Saturday, September 25, 2010

The Economic Transformation Programme - Malaysia

I attended two of the syndication meetings for the NKEA ETP labs as well as the open day for the ETP last week. It was heartening indeed to see that the government has taken some concrete steps to stimulate the economy and ensure that Malaysia achieves a higher GNI by 2020. There are naturally queries that have to be answered - the level of details as most of the laboratory sessions that I attended in the open day did not seem to address HOW they planned to achieve those targets but really the sense was more that the ideas were there. The key thing to note is that the ideas came largely from the private sector players.

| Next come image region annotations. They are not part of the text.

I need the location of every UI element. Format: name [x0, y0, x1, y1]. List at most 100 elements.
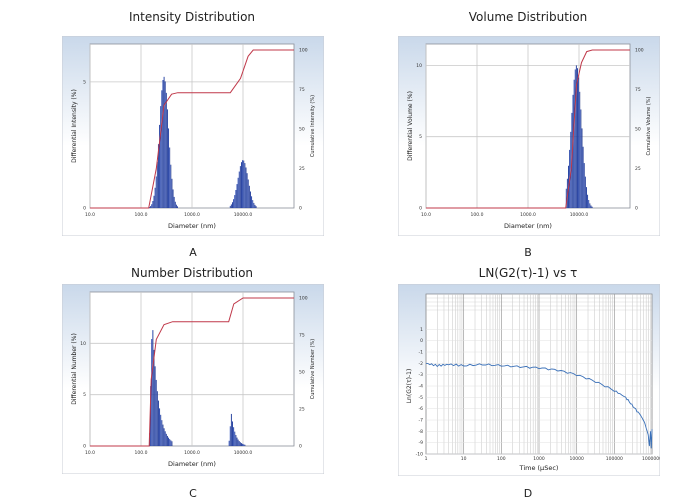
- chart-d-ytick-label: -4: [419, 384, 424, 390]
- chart-a-y2tick-label: 75: [299, 87, 305, 93]
- chart-b-bar: [565, 188, 567, 208]
- chart-b-bar: [591, 206, 593, 208]
- chart-d-panel: 110100100010000100000100000010-1-2-3-4-5…: [398, 284, 660, 476]
- chart-b-bar: [578, 77, 580, 208]
- chart-a-bar: [233, 199, 235, 208]
- chart-c-bar: [170, 440, 172, 446]
- chart-b-xlabel: Diameter (nm): [504, 222, 552, 230]
- chart-a-y2label: Cumulative Intensity (%): [310, 95, 316, 157]
- chart-a-bar: [166, 109, 168, 208]
- chart-c-y2tick-label: 100: [299, 296, 308, 302]
- chart-d-ytick-label: -8: [419, 429, 424, 435]
- chart-c-bar: [163, 428, 165, 446]
- chart-c-bar: [239, 442, 241, 446]
- chart-a-bar: [172, 189, 174, 208]
- chart-a-bar: [155, 176, 157, 208]
- chart-d-xlabel: Time (µSec): [519, 464, 559, 472]
- chart-a-label: A: [189, 246, 197, 259]
- chart-a-bar: [150, 206, 152, 208]
- chart-c-bar: [164, 431, 166, 446]
- chart-b-ylabel: Differential Volume (%): [407, 91, 414, 161]
- chart-b-y2tick-label: 25: [635, 166, 641, 172]
- chart-b-bar: [583, 163, 585, 208]
- chart-a-bar: [168, 128, 170, 208]
- chart-d-ytick-label: 1: [420, 327, 423, 333]
- chart-c-bar: [159, 408, 161, 446]
- chart-c-bar: [157, 400, 159, 446]
- chart-d-xtick-label: 1000: [533, 456, 545, 462]
- chart-c-bar: [229, 426, 231, 446]
- chart-b-xtick-label: 10.0: [421, 212, 431, 218]
- chart-a-bar: [162, 79, 164, 208]
- chart-c-bar: [169, 439, 171, 446]
- chart-b-cumulative-line: [426, 49, 630, 209]
- chart-a-bar: [234, 195, 236, 208]
- chart-d-xtick-label: 100000: [606, 456, 623, 462]
- chart-c-y2tick-label: 25: [299, 407, 305, 413]
- chart-a-bar: [163, 76, 165, 208]
- chart-b-title: Volume Distribution: [468, 10, 588, 24]
- chart-d-xtick-label: 1000000: [642, 456, 660, 462]
- chart-a-bar: [248, 185, 250, 208]
- chart-a-xlabel: Diameter (nm): [168, 222, 216, 230]
- chart-c-bar: [160, 414, 162, 446]
- chart-a-bar: [253, 202, 255, 208]
- chart-d-xtick-label: 10: [461, 456, 467, 462]
- chart-b-bar: [575, 65, 577, 208]
- chart-a-bar: [251, 196, 253, 208]
- chart-c-title: Number Distribution: [130, 266, 254, 280]
- chart-b-xtick-label: 100.0: [471, 212, 484, 218]
- chart-c-ytick-label: 10: [80, 341, 86, 347]
- chart-b-y2tick-label: 50: [635, 127, 641, 133]
- chart-a-ytick-label: 0: [83, 206, 86, 212]
- chart-c-bar: [234, 431, 236, 446]
- chart-c-xtick-label: 100.0: [135, 450, 148, 456]
- chart-b-bar: [580, 109, 582, 208]
- chart-a-bar: [240, 162, 242, 208]
- chart-a-xtick-label: 100.0: [135, 212, 148, 218]
- chart-c-xtick-label: 10.0: [85, 450, 95, 456]
- chart-a-bar: [161, 90, 163, 208]
- chart-a-bar: [160, 106, 162, 208]
- chart-c-panel: 10.0 100.0 1000.0 10000.005100255075100Diam…: [62, 284, 324, 474]
- chart-c-bar: [243, 444, 245, 446]
- chart-a-bar: [237, 177, 239, 208]
- chart-a-bar: [243, 160, 245, 208]
- chart-d-ytick-label: -5: [419, 395, 424, 401]
- chart-d-ytick-label: -3: [419, 372, 424, 378]
- chart-c-y2tick-label: 50: [299, 370, 305, 376]
- chart-b-bar: [576, 68, 578, 208]
- chart-c-bar: [242, 443, 244, 446]
- chart-a-bar: [151, 204, 153, 208]
- chart-a-bar: [242, 160, 244, 208]
- chart-c-bar: [153, 349, 155, 446]
- chart-a-bar: [249, 191, 251, 208]
- chart-b-y2tick-label: 100: [635, 48, 644, 54]
- chart-a-bar: [159, 124, 161, 208]
- chart-b-y2tick-label: 75: [635, 87, 641, 93]
- chart-d-ytick-label: -1: [419, 350, 424, 356]
- chart-a-bar: [165, 92, 167, 208]
- chart-c-ytick-label: 0: [83, 444, 86, 450]
- chart-d-ytick-label: -7: [419, 418, 424, 424]
- chart-d-xtick-label: 1: [425, 456, 428, 462]
- chart-c-xlabel: Diameter (nm): [168, 460, 216, 468]
- chart-c-y2tick-label: 0: [299, 444, 302, 450]
- chart-c-bar: [230, 413, 232, 446]
- chart-c-bar: [152, 330, 154, 446]
- chart-a-xtick-label: 1000.0: [184, 212, 200, 218]
- chart-a-xtick-label: 10.0: [85, 212, 95, 218]
- chart-d-ytick-label: -2: [419, 361, 424, 367]
- chart-c-bar: [228, 440, 230, 446]
- chart-c-bar: [156, 391, 158, 446]
- chart-c-ylabel: Differential Number (%): [71, 333, 78, 405]
- chart-a-bar: [156, 161, 158, 208]
- chart-b-xtick-label: 1000.0: [520, 212, 536, 218]
- chart-b-bar: [587, 194, 589, 208]
- chart-a-bar: [238, 171, 240, 208]
- chart-c-bar: [235, 435, 237, 446]
- chart-d-ytick-label: -10: [416, 452, 423, 458]
- chart-a-y2tick-label: 50: [299, 127, 305, 133]
- chart-a-bar: [164, 81, 166, 208]
- chart-a-bar: [175, 204, 177, 208]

It was disheartening to note the CEO of Pemandu state that this is private sector project and that if it failed, the blame would not lie with the government as it was a private sector driven project (I hope he meant it more as a joke.....)  Some items that I feel must be in place before this will actually work :

1) The government has to be a key stakeholder in the ETP - in the formulation of policies and in most of all ensuring full transparency with tenders as well as project allocation (see below).
2) There seems to be a lack of effort with the ETP to involve foreign investment because the govt.  is still hell bent on protecting local industry players. Let me highlight the fact that there seems to be mostly involvement from domestic private sector players and not foreign private sector players and yet one of the EPP for Greater KL is to attract the top 100 MNC to have their operations in Malaysia. How they plan to do that has not been outlined

The problem with this is that efforts such as the MRT which everyone agrees to be a good idea is long overdue (and why - because of protectionist policies to protect the local automative industry) whereas other countries in our region already have such infrastructure in place and better yet have attracted investment from foreign players to start up factories manufacturing automobiles eg. Thailand and Indonesia.

What can we as Malaysia do to compete with the other countries in the region who already have the infrastructure and policies in place? Really more thought has to go into that. It is easy to say that we want to attract 100 MNCs - but how will you convince us that it will be worthwhile to do so? That should be the main focus. I will definitely be purchasing the thick version of the ETP book on the 26th of October because I am presuming that there will be more details therein.

So my question is - is this enough and are we really making any fundamental changes - in the end the proof will be in the pudding ...

2) In the healthcare sector which is of interest to me - I am sad to say that the proposed plans will detract rather than invite foreign company investment in Malaysia. Why? Well suffice to say that protectionist efforts are in place again to protect the GLC generic companies in Malaysia. I was told that the CEO or some foreign pharmaceutical companies actually wrote a comment on the feedback form for one of the labs that attending the lab was a complete waste of time.

What the lab should have striven to do was to ask corporate players what it would take to have the companies invest in Malaysia, eg. manufacturing facilities, human capital requirements, tax breaks etc.

Instead, industry players are left to feel that the government is threatening rather than partnering with the MNC in this area.

I hope that this feedback will be taken seriously because ultimately in the long run, protectionist measures are not going to get the country anywhere.

Fine you can rely on local players but that's not what other smarter countries in the region are doing. Faham tak?